Nathaniel sighed. “I'll admit it, if neither of you will.”

“Admit what?” I asked.

“I miss Asher topping me in the dungeon. I even miss sex with him.”

“If I did not miss sex with
mon chardonneret
, my goldfinch, I would have been done with him centuries sooner.”

“Fine, fine. I miss him in the bedroom and the dungeon.”

“What we miss is that we can't find anyone else who tops us like he does,” Nathaniel said.

Since I was still working through my issues about the whole bondage and submission being an ongoing part of my sexuality, I wasn't sure what to say to that.

“The only one I have ever known as talented with such things as Asher is Belle Morte,” Jean-Claude said.

“I know she tried to contact you and come here after the vampire council fell and she had to flee France,” I said.

“She seemed most confused that I would not allow her sanctuary in my lands.”

“She thought you'd take her back,” Nathaniel said.

“She offered that the three of us could be together as of old.”

“You, Asher, and her?” Nathaniel asked.

“Yes.” He looked out into the room, but I was pretty sure he wasn't seeing anything in front of him.

I moved to make sure I blocked his line of sight. He looked up at me; his blue eyes looked as black as his hair and the robe he was
wearing in the dim light, so that only the paleness of his face and that triangle of chest relieved the darkness of him.

I held my hand down and he took it lightly with just his long, slender fingers. “I never asked you at the time: were you tempted?”

His lips moved, and it wasn't quite a smile, more like he thought about smiling. “What she offered was a lie,
ma petite
, as it was always a lie.”

“You and Asher were her main boys for centuries.”

“We were her favorite pawns, or perhaps tools. Yes, we were her favorite tools, or weapons to be aimed at whoever she wished us to seduce, or embarrass, or help her manipulate for her schemes. Belle almost ruled all of Europe once, the true power behind many thrones. The two of us helped her seduce a great deal of the nobility, church officials, anyone in a position of power that she wished to control.”

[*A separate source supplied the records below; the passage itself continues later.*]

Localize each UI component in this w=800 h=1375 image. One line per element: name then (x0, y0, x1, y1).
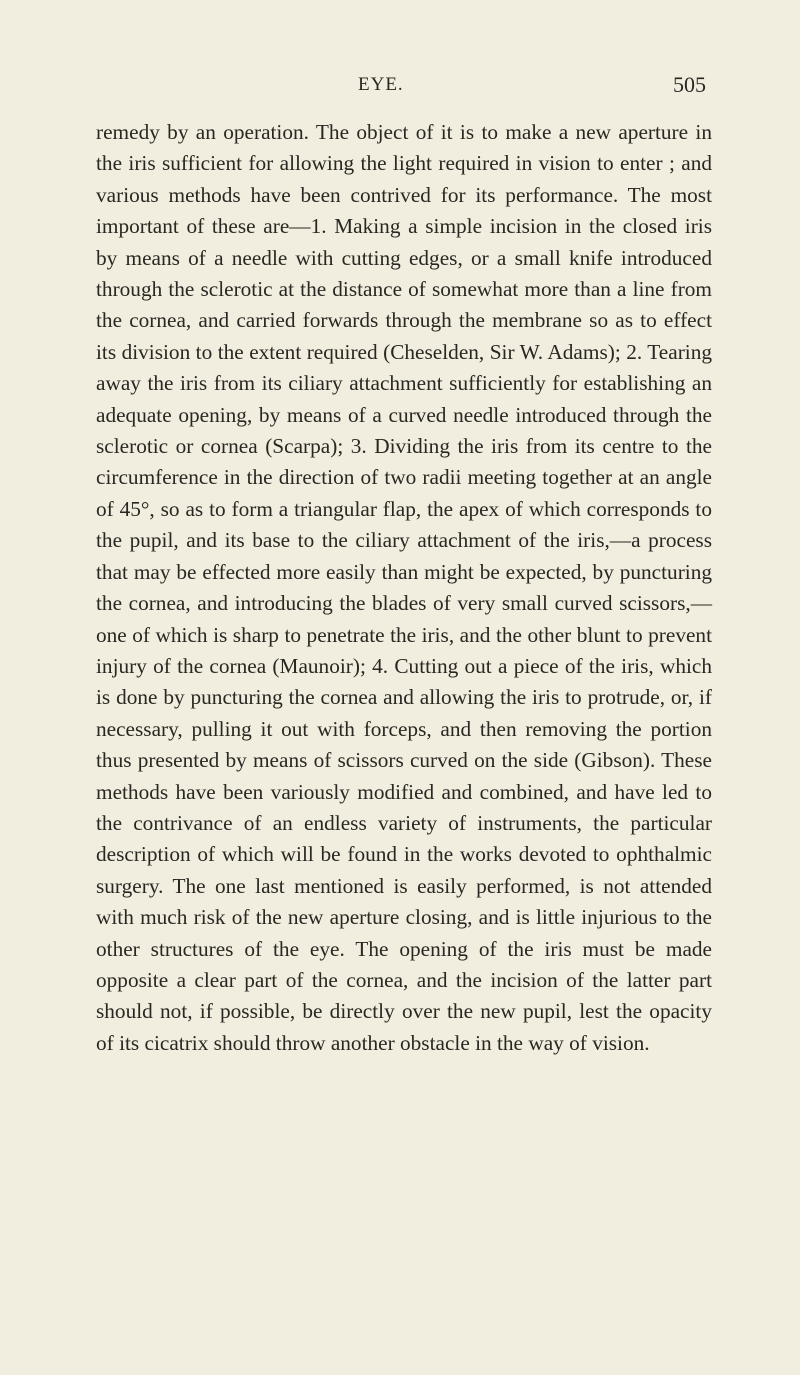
running-head-title: EYE. (358, 74, 404, 95)
page-number: 505 (673, 72, 706, 97)
body-paragraph: remedy by an operation. The object of it is to make a new aperture in the iris sufficient for allowing the light required in vision to enter ; and various methods have been contrived for its performance. The most important of these are—1. Making a simple incision in the closed iris by means of a needle with cutting edges, or a small knife introduced through the sclerotic at the distance of somewhat more than a line from the cornea, and carried forwards through the membrane so as to effect its division to the extent required (Cheselden, Sir W. Adams); 2. Tearing away the iris from its ciliary attachment sufficiently for establishing an adequate opening, by means of a curved needle introduced through the sclerotic or cornea (Scarpa); 3. Dividing the iris from its centre to the circumference in the direction of two radii meeting together at an angle of 45°, so as to form a triangular flap, the apex of which corresponds to the pupil, and its base to the ciliary attachment of the iris,—a process that may be effected more easily than might be expected, by puncturing the cornea, and introducing the blades of very small curved scissors,—one of which is sharp to penetrate the iris, and the other blunt to prevent injury of the cornea (Maunoir); 4. Cutting out a piece of the iris, which is done by puncturing the cornea and allowing the iris to protrude, or, if necessary, pulling it out with forceps, and then removing the portion thus presented by means of scissors curved on the side (Gibson). These methods have been variously modified and combined, and have led to the contrivance of an endless variety of instruments, the particular description of which will be found in the works devoted to ophthalmic surgery. The one last mentioned is easily performed, is not attended with much risk of the new aperture closing, and is little injurious to the other structures of the eye. The opening of the iris must be made opposite a clear part of the cornea, and the incision of the latter part should not, if possible, be directly over the new pupil, lest the opacity of its cicatrix should throw another obstacle in the way of vision. (96, 120, 712, 1055)
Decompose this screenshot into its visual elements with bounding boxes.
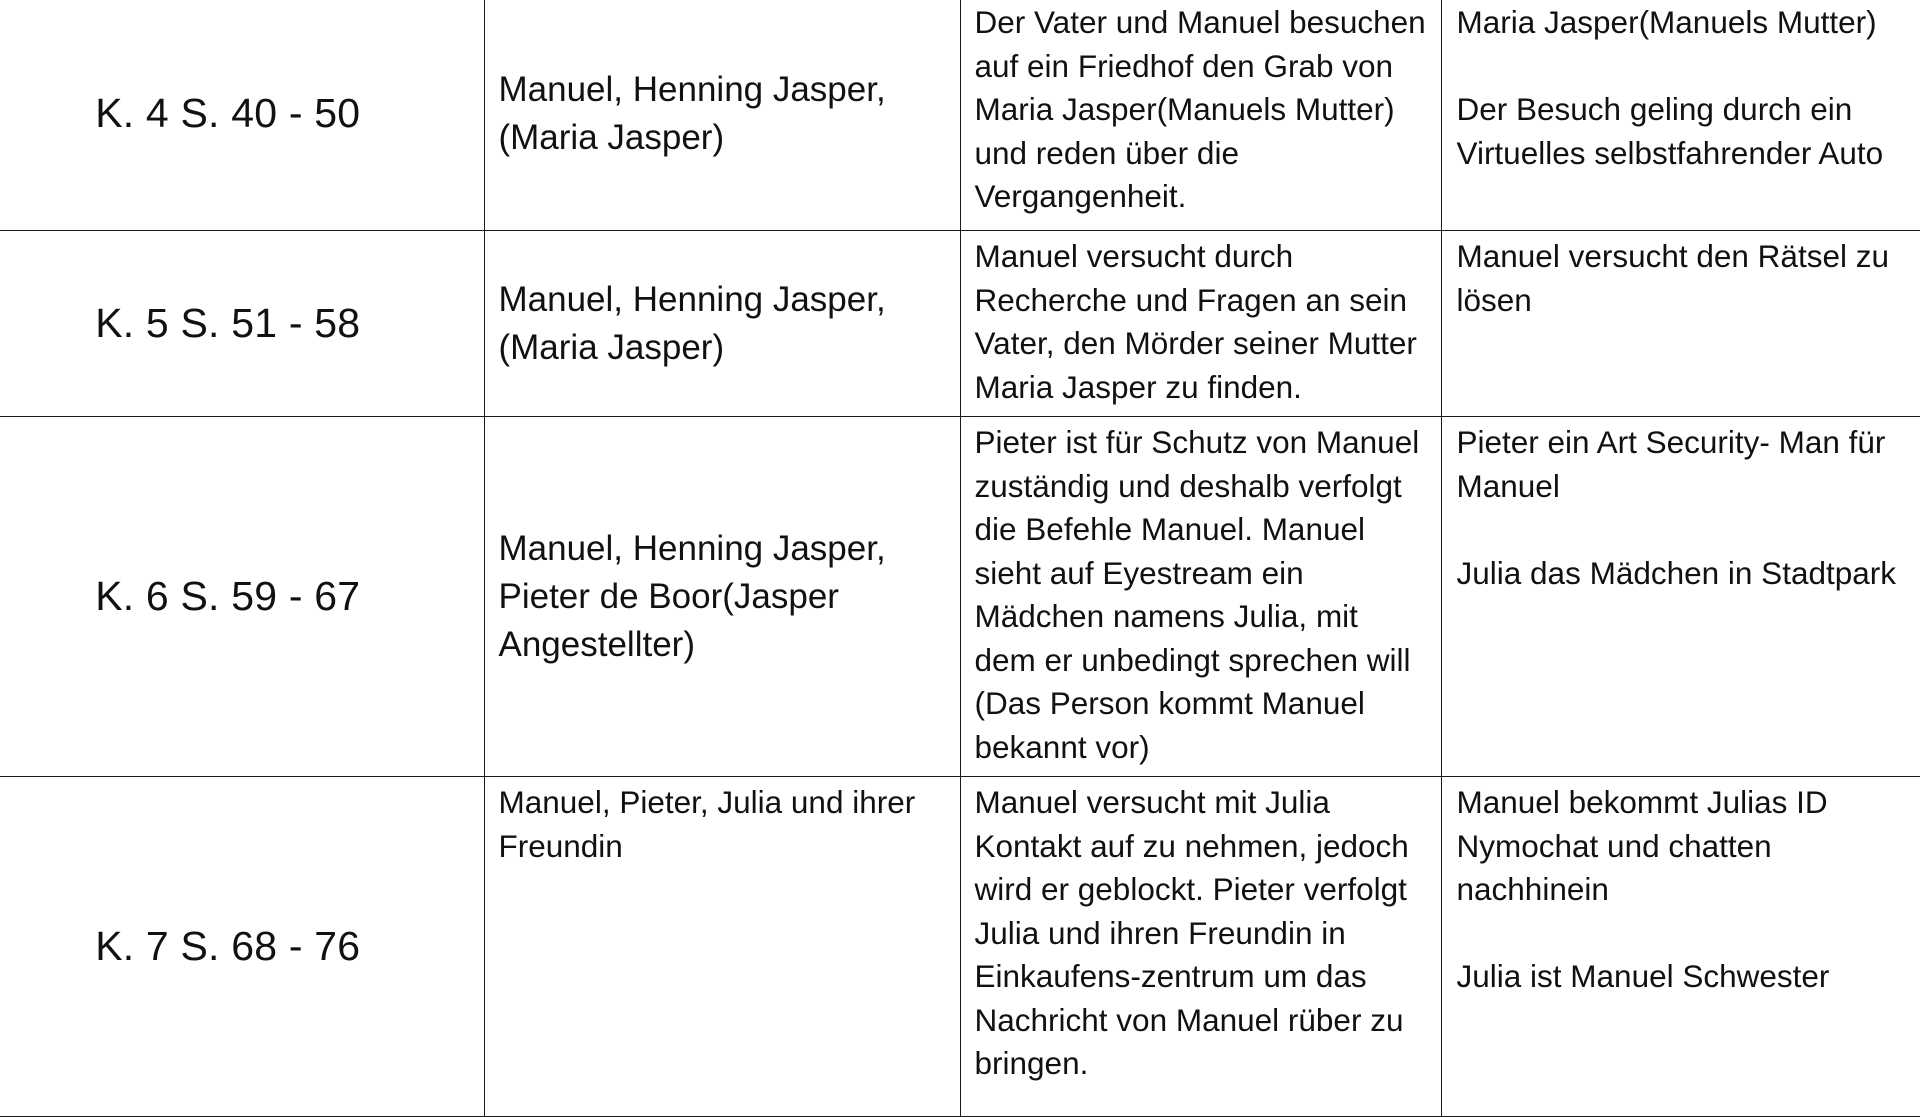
note-cell xyxy=(1441,231,1920,417)
content-text: Pieter ist für Schutz von Manuel zuständig und deshalb verfolgt die Befehle Manuel. Manuel sieht auf Eyestream ein Mädchen namens Julia, mit dem er unbedingt sprechen will (Das Person kommt Manuel bekannt vor) xyxy=(961,417,1441,769)
chapter-cell xyxy=(0,417,484,777)
content-cell xyxy=(960,231,1441,417)
persons-text: Manuel, Henning Jasper, (Maria Jasper) xyxy=(485,276,960,372)
note-text: Pieter ein Art Security- Man für Manuel Julia das Mädchen in Stadtpark xyxy=(1442,417,1920,595)
table-row xyxy=(0,0,1920,231)
note-text: Manuel bekommt Julias ID Nymochat und chatten nachhinein Julia ist Manuel Schwester xyxy=(1442,777,1920,999)
content-text: Manuel versucht durch Recherche und Fragen an sein Vater, den Mörder seiner Mutter Maria Jasper zu finden. xyxy=(961,231,1441,409)
content-text: Manuel versucht mit Julia Kontakt auf zu nehmen, jedoch wird er geblockt. Pieter verfolgt Julia und ihren Freundin in Einkaufens-zentrum um das Nachricht von Manuel rüber zu bringen. xyxy=(961,777,1441,1086)
persons-text: Manuel, Henning Jasper, (Maria Jasper) xyxy=(485,66,960,162)
chapter-cell xyxy=(0,231,484,417)
table-row xyxy=(0,777,1920,1117)
note-text: Manuel versucht den Rätsel zu lösen xyxy=(1442,231,1920,322)
chapter-label: K. 6 S. 59 - 67 xyxy=(95,573,388,620)
note-cell xyxy=(1441,777,1920,1117)
persons-text: Manuel, Pieter, Julia und ihrer Freundin xyxy=(485,777,960,868)
chapter-cell xyxy=(0,777,484,1117)
table-row xyxy=(0,417,1920,777)
chapter-label: K. 4 S. 40 - 50 xyxy=(95,90,388,137)
content-cell xyxy=(960,0,1441,231)
content-cell xyxy=(960,417,1441,777)
content-cell xyxy=(960,777,1441,1117)
content-text: Der Vater und Manuel besuchen auf ein Friedhof den Grab von Maria Jasper(Manuels Mutter) und reden über die Vergangenheit. xyxy=(961,0,1441,219)
persons-text: Manuel, Henning Jasper, Pieter de Boor(Jasper Angestellter) xyxy=(485,525,960,669)
note-cell xyxy=(1441,0,1920,231)
note-text: Maria Jasper(Manuels Mutter) Der Besuch geling durch ein Virtuelles selbstfahrender Auto xyxy=(1442,0,1920,175)
chapter-label: K. 7 S. 68 - 76 xyxy=(95,923,388,970)
chapter-cell xyxy=(0,0,484,231)
persons-cell xyxy=(484,231,960,417)
table-row xyxy=(0,231,1920,417)
chapter-label: K. 5 S. 51 - 58 xyxy=(95,300,388,347)
persons-cell xyxy=(484,777,960,1117)
persons-cell xyxy=(484,417,960,777)
note-cell xyxy=(1441,417,1920,777)
persons-cell xyxy=(484,0,960,231)
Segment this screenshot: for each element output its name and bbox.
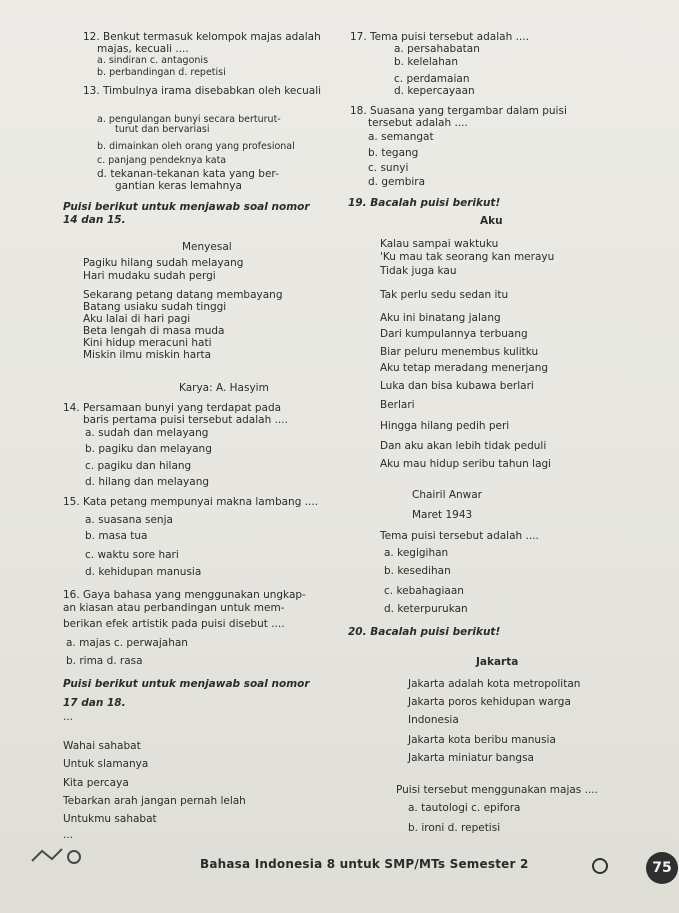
q17-opt-c: c. perdamaian	[394, 73, 470, 85]
poem1-line: Hari mudaku sudah pergi	[83, 270, 216, 282]
q15-opt-c: c. waktu sore hari	[85, 549, 179, 561]
poem1-line: Sekarang petang datang membayang	[83, 289, 283, 301]
q16-text: 16. Gaya bahasa yang menggunakan ungkap-	[63, 589, 306, 601]
footer-title: Bahasa Indonesia 8 untuk SMP/MTs Semester 2	[200, 857, 529, 871]
instruction-17-18b: 17 dan 18.	[63, 697, 126, 709]
poem2-line: Untuk slamanya	[63, 758, 149, 770]
poem1-line: Kini hidup meracuni hati	[83, 337, 212, 349]
q14-text-2: baris pertama puisi tersebut adalah ....	[83, 414, 288, 426]
q15-opt-d: d. kehidupan manusia	[85, 566, 202, 578]
poem2-line: Tebarkan arah jangan pernah lelah	[63, 795, 246, 807]
q13-opt-a-2: turut dan bervariasi	[115, 124, 210, 135]
ellipsis: ...	[63, 711, 74, 723]
poem3-line: Aku mau hidup seribu tahun lagi	[380, 458, 552, 470]
q17-opt-a: a. persahabatan	[394, 43, 480, 55]
q12-options-1: a. sindiran c. antagonis	[97, 55, 209, 66]
q18-opt-a: a. semangat	[368, 131, 434, 143]
q16-text-3: berikan efek artistik pada puisi disebut ....	[63, 618, 285, 630]
q18-opt-d: d. gembira	[368, 176, 426, 188]
q13-text: 13. Timbulnya irama disebabkan oleh kecuali	[83, 85, 322, 97]
q17-opt-b: b. kelelahan	[394, 56, 458, 68]
poem1-line: Pagiku hilang sudah melayang	[83, 257, 244, 269]
q19-opt-d: d. keterpurukan	[384, 603, 468, 615]
circle-icon	[592, 858, 608, 874]
poem1-line: Miskin ilmu miskin harta	[83, 349, 212, 361]
q12-options-2: b. perbandingan d. repetisi	[97, 67, 226, 78]
q16-text-2: an kiasan atau perbandingan untuk mem-	[63, 602, 285, 614]
poem1-line: Beta lengah di masa muda	[83, 325, 225, 337]
page-number: 75	[646, 852, 678, 884]
q15-opt-a: a. suasana senja	[85, 514, 173, 526]
poem3-line: Dan aku akan lebih tidak peduli	[380, 440, 547, 452]
q16-options-2: b. rima d. rasa	[66, 655, 143, 667]
q16-options-1: a. majas c. perwajahan	[66, 637, 188, 649]
q19-opt-c: c. kebahagiaan	[384, 585, 464, 597]
q20-text: 20. Bacalah puisi berikut!	[348, 626, 501, 638]
poem2-line: Untukmu sahabat	[63, 813, 157, 825]
instruction-14-15: Puisi berikut untuk menjawab soal nomor	[63, 201, 310, 213]
poem2-line: ...	[63, 829, 74, 841]
q19-text: 19. Bacalah puisi berikut!	[348, 197, 501, 209]
poem-title-jakarta: Jakarta	[476, 656, 519, 668]
poem3-line: Dari kumpulannya terbuang	[380, 328, 528, 340]
poem3-line: Kalau sampai waktuku	[380, 238, 499, 250]
q19-question: Tema puisi tersebut adalah ....	[380, 530, 539, 542]
poem1-line: Aku lalai di hari pagi	[83, 313, 191, 325]
q14-text: 14. Persamaan bunyi yang terdapat pada	[63, 402, 282, 414]
q18-opt-c: c. sunyi	[368, 162, 409, 174]
poem3-line: Berlari	[380, 399, 415, 411]
poem4-line: Jakarta miniatur bangsa	[408, 752, 534, 764]
q13-opt-a: a. pengulangan bunyi secara berturut-	[97, 114, 281, 125]
q13-opt-b: b. dimainkan oleh orang yang profesional	[97, 141, 295, 152]
q13-opt-c: c. panjang pendeknya kata	[97, 155, 227, 166]
poem2-line: Wahai sahabat	[63, 740, 141, 752]
poem3-date: Maret 1943	[412, 509, 473, 521]
page-footer	[0, 840, 679, 880]
q18-text: 18. Suasana yang tergambar dalam puisi	[350, 105, 567, 117]
poem4-line: Jakarta adalah kota metropolitan	[408, 678, 581, 690]
q14-opt-d: d. hilang dan melayang	[85, 476, 210, 488]
poem3-line: Aku ini binatang jalang	[380, 312, 501, 324]
q15-opt-b: b. masa tua	[85, 530, 148, 542]
q19-opt-b: b. kesedihan	[384, 565, 451, 577]
poem3-line: 'Ku mau tak seorang kan merayu	[380, 251, 555, 263]
poem-title-menyesal: Menyesal	[182, 241, 232, 253]
poem3-author: Chairil Anwar	[412, 489, 483, 501]
q18-text-2: tersebut adalah ....	[368, 117, 468, 129]
poem3-line: Tak perlu sedu sedan itu	[380, 289, 509, 301]
q14-opt-a: a. sudah dan melayang	[85, 427, 209, 439]
q14-opt-c: c. pagiku dan hilang	[85, 460, 192, 472]
q17-opt-d: d. kepercayaan	[394, 85, 475, 97]
instruction-17-18: Puisi berikut untuk menjawab soal nomor	[63, 678, 310, 690]
poem3-line: Aku tetap meradang menerjang	[380, 362, 549, 374]
q12-text-2: majas, kecuali ....	[97, 43, 189, 55]
poem3-line: Tidak juga kau	[380, 265, 457, 277]
q20-question: Puisi tersebut menggunakan majas ....	[396, 784, 598, 796]
q19-label	[348, 197, 500, 209]
instruction-14-15b: 14 dan 15.	[63, 214, 126, 226]
q14-opt-b: b. pagiku dan melayang	[85, 443, 212, 455]
q19-opt-a: a. kegigihan	[384, 547, 449, 559]
q13-opt-d: d. tekanan-tekanan kata yang ber-	[97, 168, 279, 180]
q15-text: 15. Kata petang mempunyai makna lambang ....	[63, 496, 319, 508]
poem4-line: Jakarta poros kehidupan warga	[408, 696, 571, 708]
poem1-line: Batang usiaku sudah tinggi	[83, 301, 227, 313]
poem4-line: Jakarta kota beribu manusia	[408, 734, 556, 746]
q20-options-1: a. tautologi c. epifora	[408, 802, 521, 814]
poem1-author: Karya: A. Hasyim	[179, 382, 269, 394]
q13-opt-d-2: gantian keras lemahnya	[115, 180, 242, 192]
poem3-line: Biar peluru menembus kulitku	[380, 346, 539, 358]
q20-options-2: b. ironi d. repetisi	[408, 822, 501, 834]
poem3-line: Hingga hilang pedih peri	[380, 420, 510, 432]
poem3-line: Luka dan bisa kubawa berlari	[380, 380, 534, 392]
q18-opt-b: b. tegang	[368, 147, 419, 159]
poem2-line: Kita percaya	[63, 777, 129, 789]
poem-title-aku: Aku	[480, 215, 503, 227]
q12-text: 12. Benkut termasuk kelompok majas adalah	[83, 31, 321, 43]
q17-text: 17. Tema puisi tersebut adalah ....	[350, 31, 529, 43]
poem4-line: Indonesia	[408, 714, 459, 726]
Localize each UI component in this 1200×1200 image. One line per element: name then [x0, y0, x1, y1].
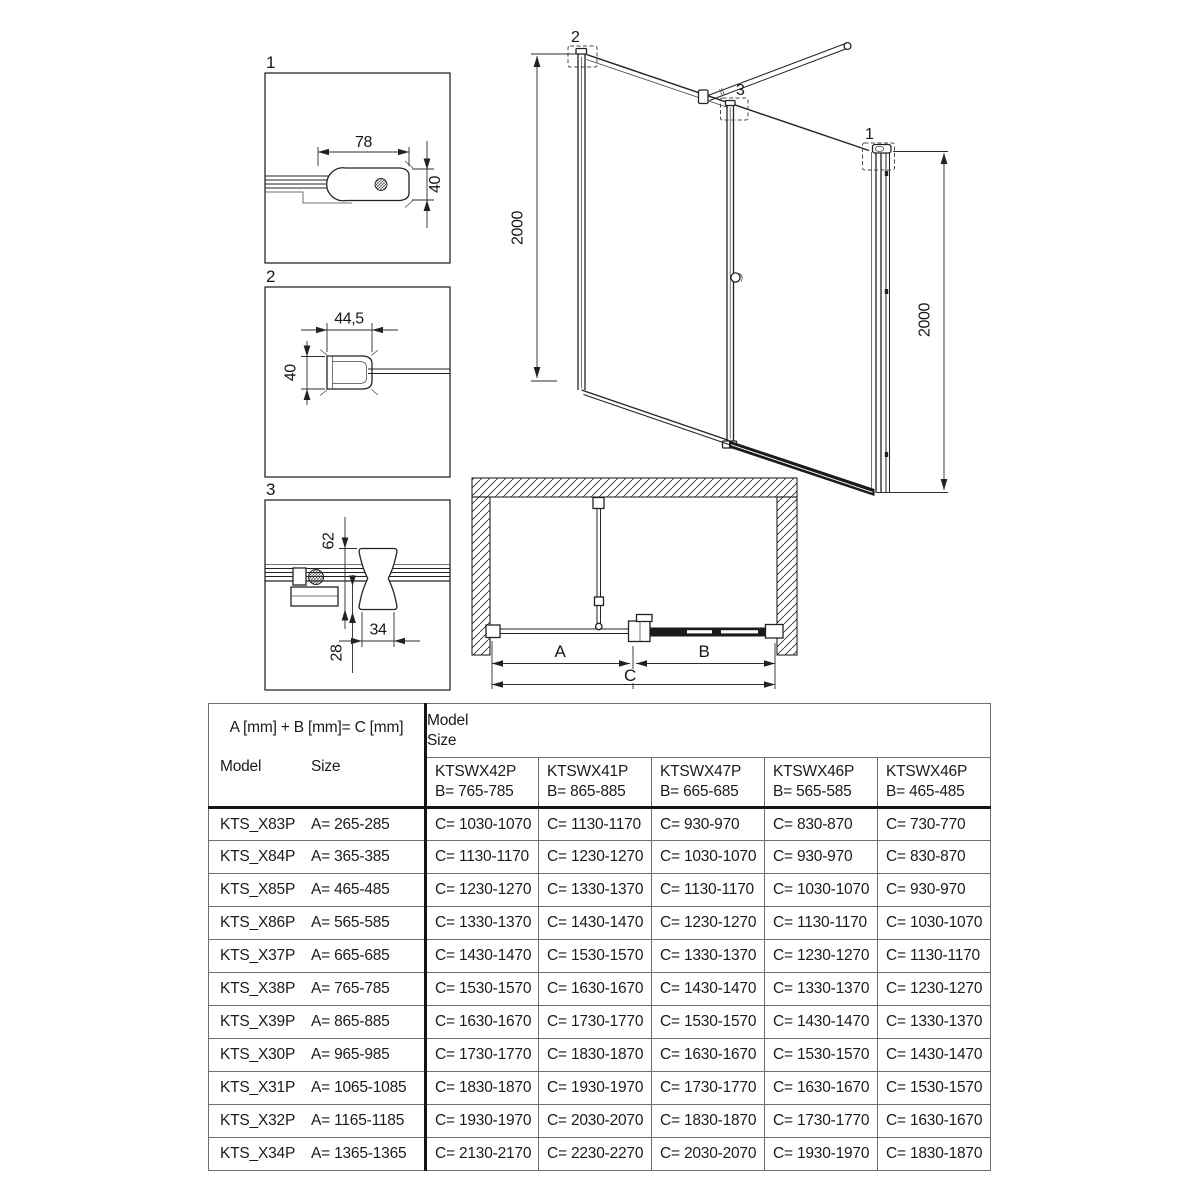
column-model: KTSWX41P	[547, 763, 629, 780]
dim-2000-right-label: 2000	[916, 303, 934, 337]
table-row	[209, 973, 991, 1006]
model-code: KTS_X85P	[220, 881, 296, 898]
column-header-ktswx46p-2	[878, 758, 991, 808]
screw-dot	[885, 452, 888, 457]
model-code: KTS_X34P	[220, 1145, 296, 1162]
column-header-ktswx42p	[426, 758, 539, 808]
c-value-cell: C= 1630-1670	[765, 1072, 878, 1105]
column-b-range: B= 765-785	[435, 783, 514, 800]
c-value-cell: C= 930-970	[765, 841, 878, 874]
model-size-cell	[209, 1105, 426, 1138]
c-value-cell: C= 1130-1170	[539, 808, 652, 841]
spec-table-body	[209, 808, 991, 1171]
model-size-cell	[209, 1072, 426, 1105]
size-a-range: A= 265-285	[311, 815, 390, 833]
dim-b-label: B	[698, 642, 710, 661]
size-a-range: A= 1065-1085	[311, 1079, 407, 1096]
detail-1-label: 1	[266, 53, 276, 72]
detail-drawing-3	[265, 480, 450, 690]
c-value-cell: C= 2230-2270	[539, 1138, 652, 1171]
column-header-ktswx41p	[539, 758, 652, 808]
dim-78-label: 78	[355, 134, 372, 151]
screw-icon	[309, 570, 324, 585]
model-code: KTS_X83P	[220, 815, 296, 833]
formula-label: A [mm] + B [mm]= C [mm]	[229, 719, 404, 736]
hinge-body	[291, 587, 338, 606]
detail-2-label: 2	[266, 267, 276, 286]
model-size-cell	[209, 1039, 426, 1072]
c-value-cell: C= 1130-1170	[426, 841, 539, 874]
c-value-cell: C= 1530-1570	[426, 973, 539, 1006]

“I've been inside your head when you have memories of those days, Jean-Claude; you loved her. You were in love with her.”

“I was, but she was never in love with me, or Asher. If she was ever able to love anyone, it was not us.”

“So you weren't tempted?”

“For a moment, perhaps, but it is like being tempted by a dream. It is not real.”

“But while you're dreaming it, it can feel real,” I said.

“She kept us all like addicts,
ma petite
. We were addicted to her charms. We competed for her love, but as you have said before of others in our lives, it is a rigged game. There is only one winner in any game involving Belle Morte, and that is Belle Morte.”

Nathaniel unfolded from beside the fire and walked on two legs, but there was something about the way he moved that was very catlike, as if his human body were remembering a lighter grace and it was all there as he came to take my other hand and look down at Jean-Claude.